American startup Anthropic has launched a broad market offensive, presenting the Claude Cowork toolset and the Remote Control mobile application. Simultaneously, the company officially accused Chinese competitors, including DeepSeek and MiniMax, of mass violation of service terms through systematic downloading of Claude model responses for training their own systems. Tensions are intensified by reports from US administration officials, according to which DeepSeek is training its latest systems on advanced Nvidia Blackwell processors, suggesting circumvention of export restrictions.
Anthropic's Corporate Offensive
The introduction of Claude Cowork and Remote Control aims to monopolize automation services for investment banking and engineering.
Accusations of Data Theft
Anthropic and OpenAI accuse China's DeepSeek of illegally using their models to train its own AI systems.
Nvidia Chips in China
The White House confirmed that DeepSeek uses banned Nvidia processors to build its next breakthrough model.

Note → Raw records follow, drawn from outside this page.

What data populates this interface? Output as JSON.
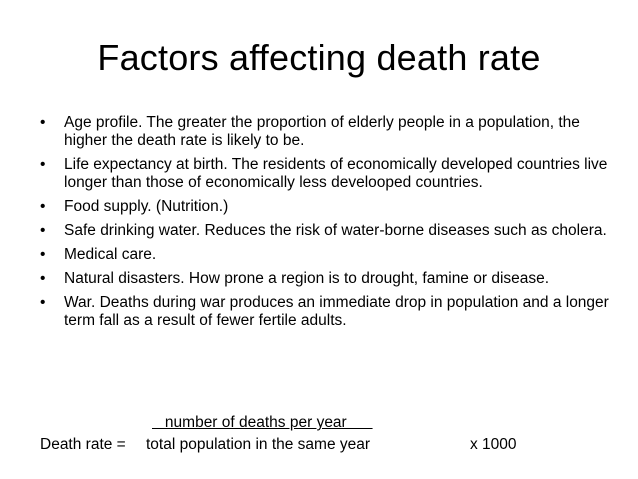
{
  "slide": {
    "title": "Factors affecting death rate",
    "bullets": [
      "Age profile. The greater the proportion of elderly people in a population, the higher the death rate is likely to be.",
      "Life expectancy at birth. The residents of economically developed countries live longer than those of economically less develooped countries.",
      "Food supply. (Nutrition.)",
      "Safe drinking water. Reduces the risk of water-borne diseases such as cholera.",
      "Medical care.",
      "Natural disasters. How prone a region is to drought, famine or disease.",
      "War. Deaths during war produces an immediate drop in population and a longer term fall as a result of fewer fertile adults."
    ],
    "bullet_symbol": "•",
    "formula": {
      "numerator": "   number of deaths per year      ",
      "lhs": "Death rate =",
      "denominator": "total population in the same year",
      "multiplier": "x  1000"
    }
  }
}
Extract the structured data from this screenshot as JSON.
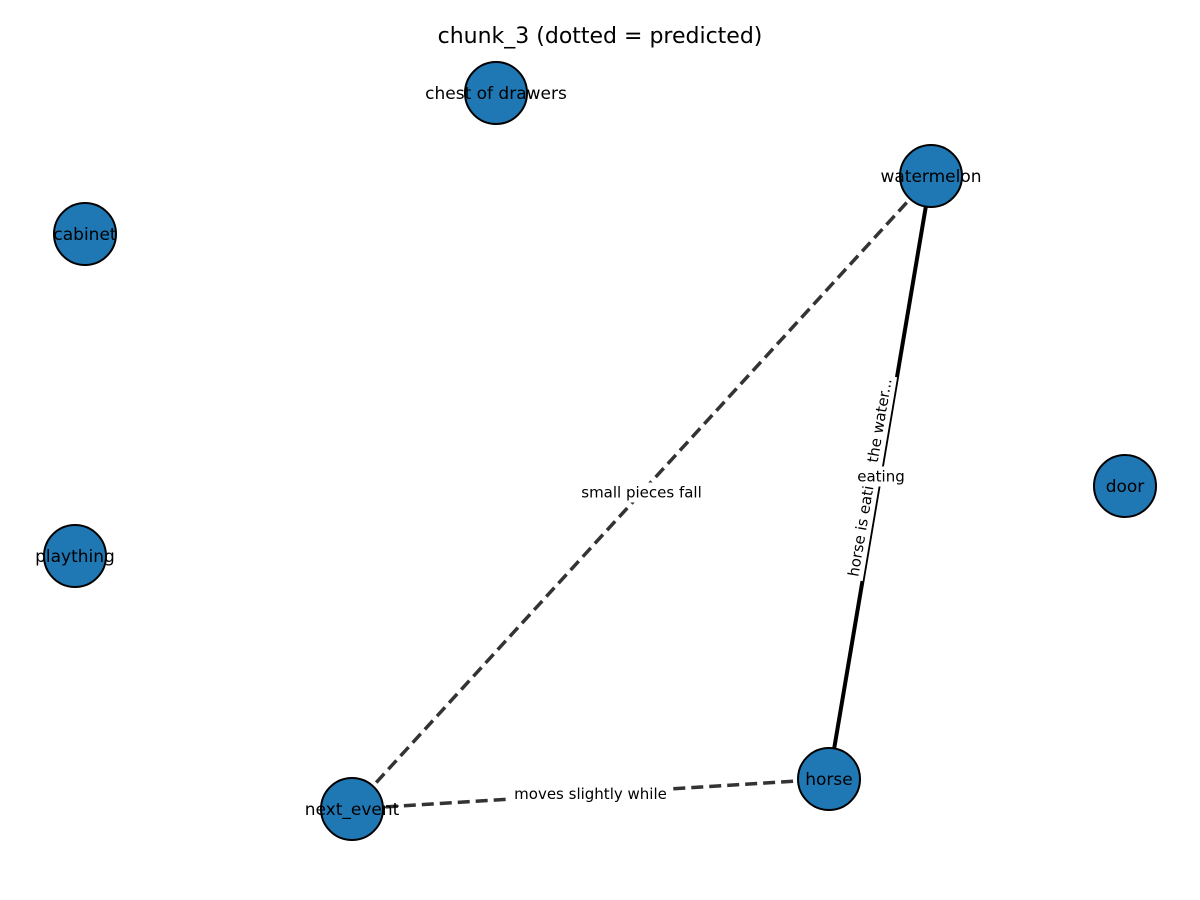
{
  "title": "chunk_3 (dotted = predicted)",
  "colors": {
    "node_fill": "#1f77b4",
    "node_stroke": "#000000",
    "edge_solid": "#000000",
    "edge_dashed": "#333333",
    "background": "#ffffff"
  },
  "nodes": [
    {
      "id": "chest_of_drawers",
      "label": "chest of drawers"
    },
    {
      "id": "watermelon",
      "label": "watermelon"
    },
    {
      "id": "cabinet",
      "label": "cabinet"
    },
    {
      "id": "plaything",
      "label": "plaything"
    },
    {
      "id": "door",
      "label": "door"
    },
    {
      "id": "horse",
      "label": "horse"
    },
    {
      "id": "next_event",
      "label": "next_event"
    }
  ],
  "edges": [
    {
      "id": "e1",
      "source": "horse",
      "target": "watermelon",
      "style": "solid",
      "label": "horse is eating the water...",
      "label_upright": "eating"
    },
    {
      "id": "e2",
      "source": "watermelon",
      "target": "next_event",
      "style": "dashed",
      "label": "small pieces fall"
    },
    {
      "id": "e3",
      "source": "horse",
      "target": "next_event",
      "style": "dashed",
      "label": "moves slightly while"
    }
  ]
}
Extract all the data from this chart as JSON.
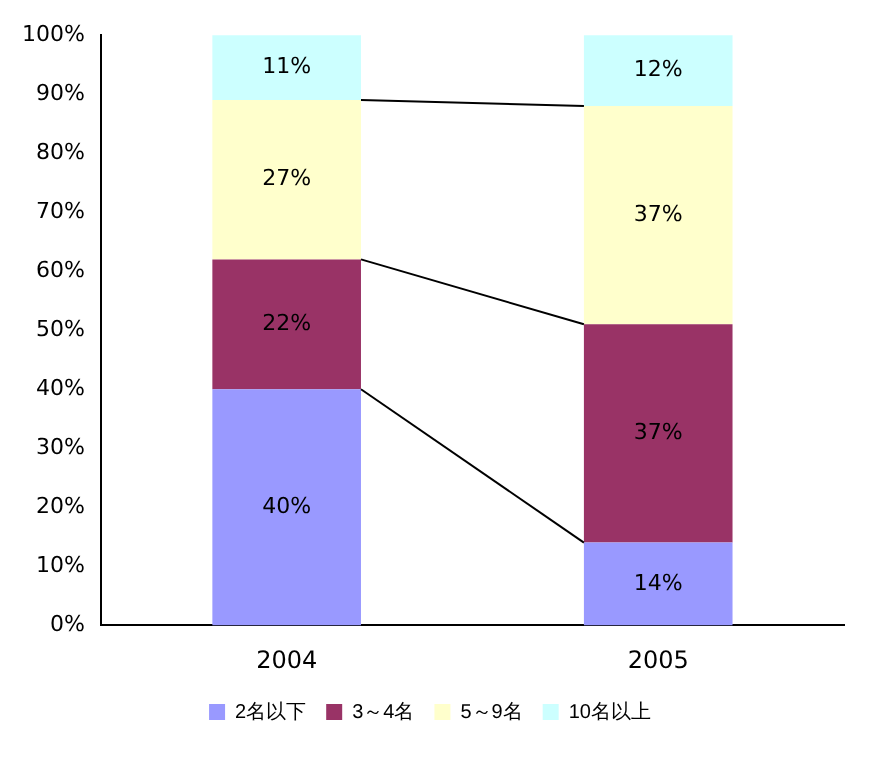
{
  "chart_data": {
    "type": "bar",
    "stacked": true,
    "categories": [
      "2004",
      "2005"
    ],
    "series": [
      {
        "name": "2名以下",
        "color": "#9999ff",
        "values": [
          40,
          14
        ],
        "value_labels": [
          "40%",
          "14%"
        ]
      },
      {
        "name": "3～4名",
        "color": "#993366",
        "values": [
          22,
          37
        ],
        "value_labels": [
          "22%",
          "37%"
        ]
      },
      {
        "name": "5～9名",
        "color": "#ffffcc",
        "values": [
          27,
          37
        ],
        "value_labels": [
          "27%",
          "37%"
        ]
      },
      {
        "name": "10名以上",
        "color": "#ccffff",
        "values": [
          11,
          12
        ],
        "value_labels": [
          "11%",
          "12%"
        ]
      }
    ],
    "ylim": [
      0,
      100
    ],
    "yticks": [
      {
        "value": 0,
        "label": "0%"
      },
      {
        "value": 10,
        "label": "10%"
      },
      {
        "value": 20,
        "label": "20%"
      },
      {
        "value": 30,
        "label": "30%"
      },
      {
        "value": 40,
        "label": "40%"
      },
      {
        "value": 50,
        "label": "50%"
      },
      {
        "value": 60,
        "label": "60%"
      },
      {
        "value": 70,
        "label": "70%"
      },
      {
        "value": 80,
        "label": "80%"
      },
      {
        "value": 90,
        "label": "90%"
      },
      {
        "value": 100,
        "label": "100%"
      }
    ],
    "grid": false,
    "legend": "bottom"
  }
}
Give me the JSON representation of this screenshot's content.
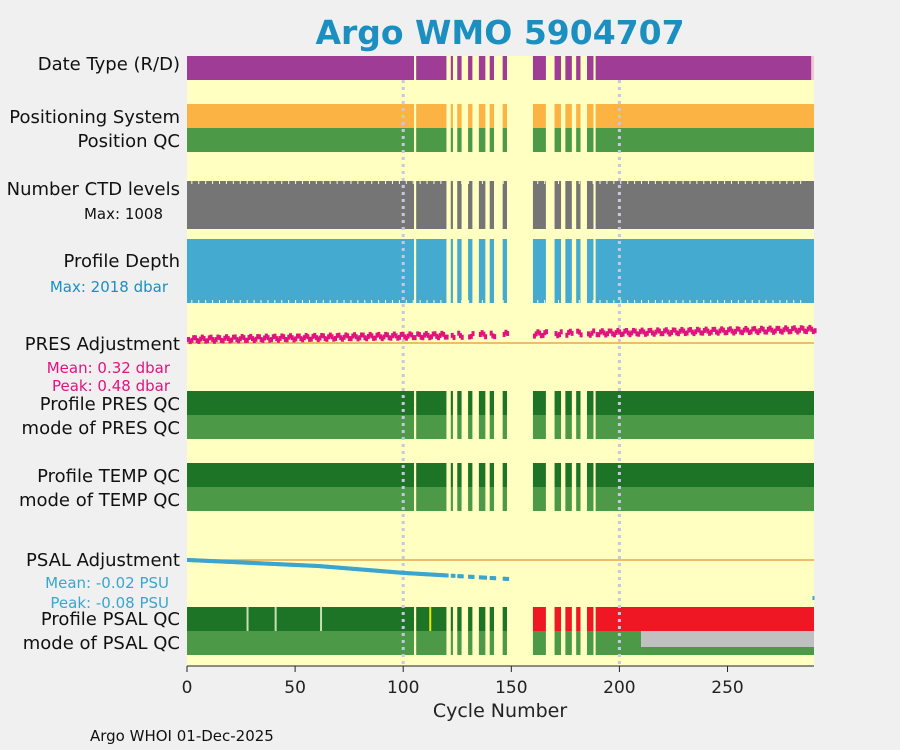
{
  "chart_data": {
    "type": "timeline",
    "title": "Argo WMO 5904707",
    "xlabel": "Cycle Number",
    "xlim": [
      0,
      290
    ],
    "xticks": [
      0,
      50,
      100,
      150,
      200,
      250
    ],
    "footer": "Argo WHOI 01-Dec-2025",
    "cycle_segments": [
      [
        0,
        105
      ],
      [
        106,
        120
      ],
      [
        122,
        123
      ],
      [
        125,
        127
      ],
      [
        130,
        132
      ],
      [
        135,
        138
      ],
      [
        140,
        142
      ],
      [
        146,
        148
      ],
      [
        160,
        166
      ],
      [
        170,
        173
      ],
      [
        175,
        178
      ],
      [
        180,
        182
      ],
      [
        185,
        188
      ],
      [
        189,
        290
      ]
    ],
    "reference_cycles": [
      100,
      200
    ],
    "rows": [
      {
        "label": "Date Type (R/D)",
        "color": "#9e3c96",
        "note": "real-time throughout; delayed-mode at the final cycle"
      },
      {
        "label": "Positioning System",
        "color": "#fbb343"
      },
      {
        "label": "Position QC",
        "color": "#4c9a47"
      },
      {
        "label": "Number CTD levels",
        "sublabel": "Max: 1008",
        "color": "#757575"
      },
      {
        "label": "Profile Depth",
        "sublabel": "Max: 2018 dbar",
        "color": "#44aacf"
      },
      {
        "label": "PRES Adjustment",
        "sublabel_lines": [
          "Mean: 0.32 dbar",
          "Peak: 0.48 dbar"
        ],
        "color": "#e1137f",
        "mean": 0.32,
        "peak": 0.48
      },
      {
        "label": "Profile PRES QC",
        "color": "#1e7426"
      },
      {
        "label": "mode of PRES QC",
        "color": "#4c9a47"
      },
      {
        "label": "Profile TEMP QC",
        "color": "#1e7426"
      },
      {
        "label": "mode of TEMP QC",
        "color": "#4c9a47"
      },
      {
        "label": "PSAL Adjustment",
        "sublabel_lines": [
          "Mean: -0.02 PSU",
          "Peak: -0.08 PSU"
        ],
        "color": "#3aa5d0",
        "mean": -0.02,
        "peak": -0.08
      },
      {
        "label": "Profile PSAL QC",
        "color": "#1e7426",
        "flagged_color": "#f01725",
        "flagged_from_cycle": 160,
        "note": "cycles 160-290 flagged bad"
      },
      {
        "label": "mode of PSAL QC",
        "color": "#4c9a47",
        "flagged_color": "#c0c0c0",
        "flagged_from_cycle": 210
      }
    ]
  },
  "colors": {
    "panel_bg": "#ffffc2",
    "figure_bg": "#f0f0f0",
    "title": "#1a8fc0",
    "reference_line": "#e6a84d",
    "vline": "#c7c7e0"
  }
}
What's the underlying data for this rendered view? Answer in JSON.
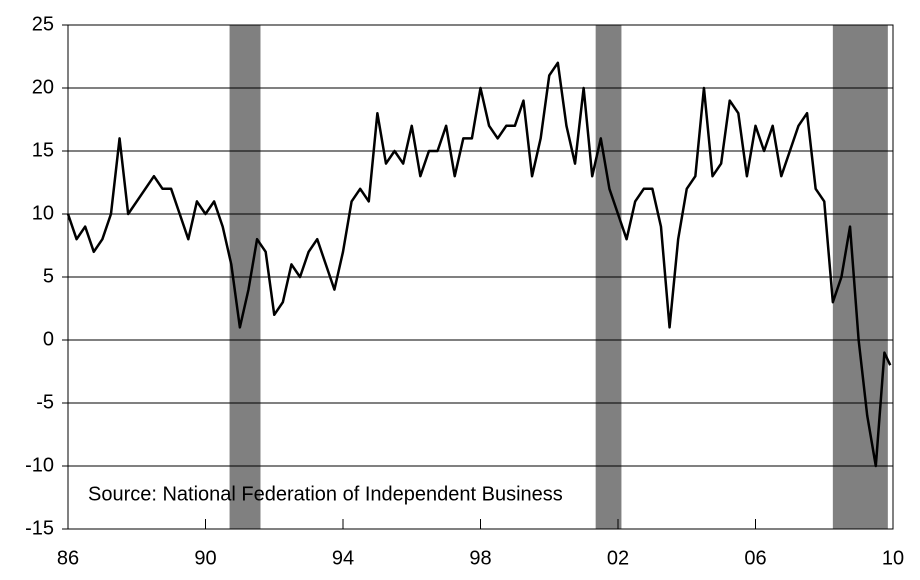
{
  "chart_data": {
    "type": "line",
    "annotation": "Source: National Federation of Independent Business",
    "x": [
      1986,
      1986.25,
      1986.5,
      1986.75,
      1987,
      1987.25,
      1987.5,
      1987.75,
      1988,
      1988.25,
      1988.5,
      1988.75,
      1989,
      1989.25,
      1989.5,
      1989.75,
      1990,
      1990.25,
      1990.5,
      1990.75,
      1991,
      1991.25,
      1991.5,
      1991.75,
      1992,
      1992.25,
      1992.5,
      1992.75,
      1993,
      1993.25,
      1993.5,
      1993.75,
      1994,
      1994.25,
      1994.5,
      1994.75,
      1995,
      1995.25,
      1995.5,
      1995.75,
      1996,
      1996.25,
      1996.5,
      1996.75,
      1997,
      1997.25,
      1997.5,
      1997.75,
      1998,
      1998.25,
      1998.5,
      1998.75,
      1999,
      1999.25,
      1999.5,
      1999.75,
      2000,
      2000.25,
      2000.5,
      2000.75,
      2001,
      2001.25,
      2001.5,
      2001.75,
      2002,
      2002.25,
      2002.5,
      2002.75,
      2003,
      2003.25,
      2003.5,
      2003.75,
      2004,
      2004.25,
      2004.5,
      2004.75,
      2005,
      2005.25,
      2005.5,
      2005.75,
      2006,
      2006.25,
      2006.5,
      2006.75,
      2007,
      2007.25,
      2007.5,
      2007.75,
      2008,
      2008.25,
      2008.5,
      2008.75,
      2009,
      2009.25,
      2009.5,
      2009.75,
      2009.92
    ],
    "values": [
      10,
      8,
      9,
      7,
      8,
      10,
      16,
      10,
      11,
      12,
      13,
      12,
      12,
      10,
      8,
      11,
      10,
      11,
      9,
      6,
      1,
      4,
      8,
      7,
      2,
      3,
      6,
      5,
      7,
      8,
      6,
      4,
      7,
      11,
      12,
      11,
      18,
      14,
      15,
      14,
      17,
      13,
      15,
      15,
      17,
      13,
      16,
      16,
      20,
      17,
      16,
      17,
      17,
      19,
      13,
      16,
      21,
      22,
      17,
      14,
      20,
      13,
      16,
      12,
      10,
      8,
      11,
      12,
      12,
      9,
      1,
      8,
      12,
      13,
      20,
      13,
      14,
      19,
      18,
      13,
      17,
      15,
      17,
      13,
      15,
      17,
      18,
      12,
      11,
      3,
      5,
      9,
      0,
      -6,
      -10,
      -1,
      -2
    ],
    "color": "#000000",
    "shaded_periods": [
      [
        1990.7,
        1991.6
      ],
      [
        2001.35,
        2002.1
      ],
      [
        2008.25,
        2009.85
      ]
    ],
    "shade_color": "#808080",
    "xlim": [
      1986,
      2010
    ],
    "xticks": [
      {
        "value": 1986,
        "label": "86"
      },
      {
        "value": 1990,
        "label": "90"
      },
      {
        "value": 1994,
        "label": "94"
      },
      {
        "value": 1998,
        "label": "98"
      },
      {
        "value": 2002,
        "label": "02"
      },
      {
        "value": 2006,
        "label": "06"
      },
      {
        "value": 2010,
        "label": "10"
      }
    ],
    "ylim": [
      -15,
      25
    ],
    "yticks": [
      -15,
      -10,
      -5,
      0,
      5,
      10,
      15,
      20,
      25
    ],
    "grid": true
  }
}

The artificial intelligence market has entered a phase of open technological and legal conflict. Anthropic, one of the sector leaders, presented Claude Cowork – a solution designed to automate complex processes in engineering, finance, and human resources. The launch of the Claude Opus 4.5 model and the Claude Code tool for autonomous programming garnered significant interest from developers, though it did not translate into sharp increases in the stock prices of software companies on the stock exchanges. Investors welcomed the expansion of the offering with specific business tools with relief, despite earlier concerns about AI's impact on the traditional IT service models of companies like IBM. Simultaneously, Anthropic leveled serious accusations against Chinese entities. According to the company, DeepSeek and MiniMax models were trained on data generated by the Claude bot, constituting a blatant violation of intellectual property. The situation is exacerbated by a White House statement confirming that DeepSeek has access to the latest Nvidia graphics chips. This discovery calls into question the effectiveness of US sanctions aimed at limiting China's access to strategically significant technology. Since 2022, the United States has been systematically tightening export limits on advanced chips to China, fearing their use for military and surveillance purposes. Beijing responds to these steps by intensifying domestic research and building alternative supply chains. In the face of growing competitive pressure, Anthropic is placing increasing emphasis on protecting its models from data theft, sparking lively debate among experts. The company declares continued commitment to ethics, but the intense race with OpenAI and Chinese rivals forces an ever-faster pace of innovation implementation while simultaneously tightening access to technology. Meanwhile, the CEO of Workday noted ironically that despite the rivalry, both Anthropic and OpenAI operate on his company's systems, which shows deep interconnections within the entire tech ecosystem. „We are seeing systematic harvesting of our models by Chinese firms, which undermines the foundations of fair competition in the AI sector.” — Dario Amodei
Mentioned People
- Aneel Bhusri — CEO of Workday, commented on the dependence of AI startups on traditional software.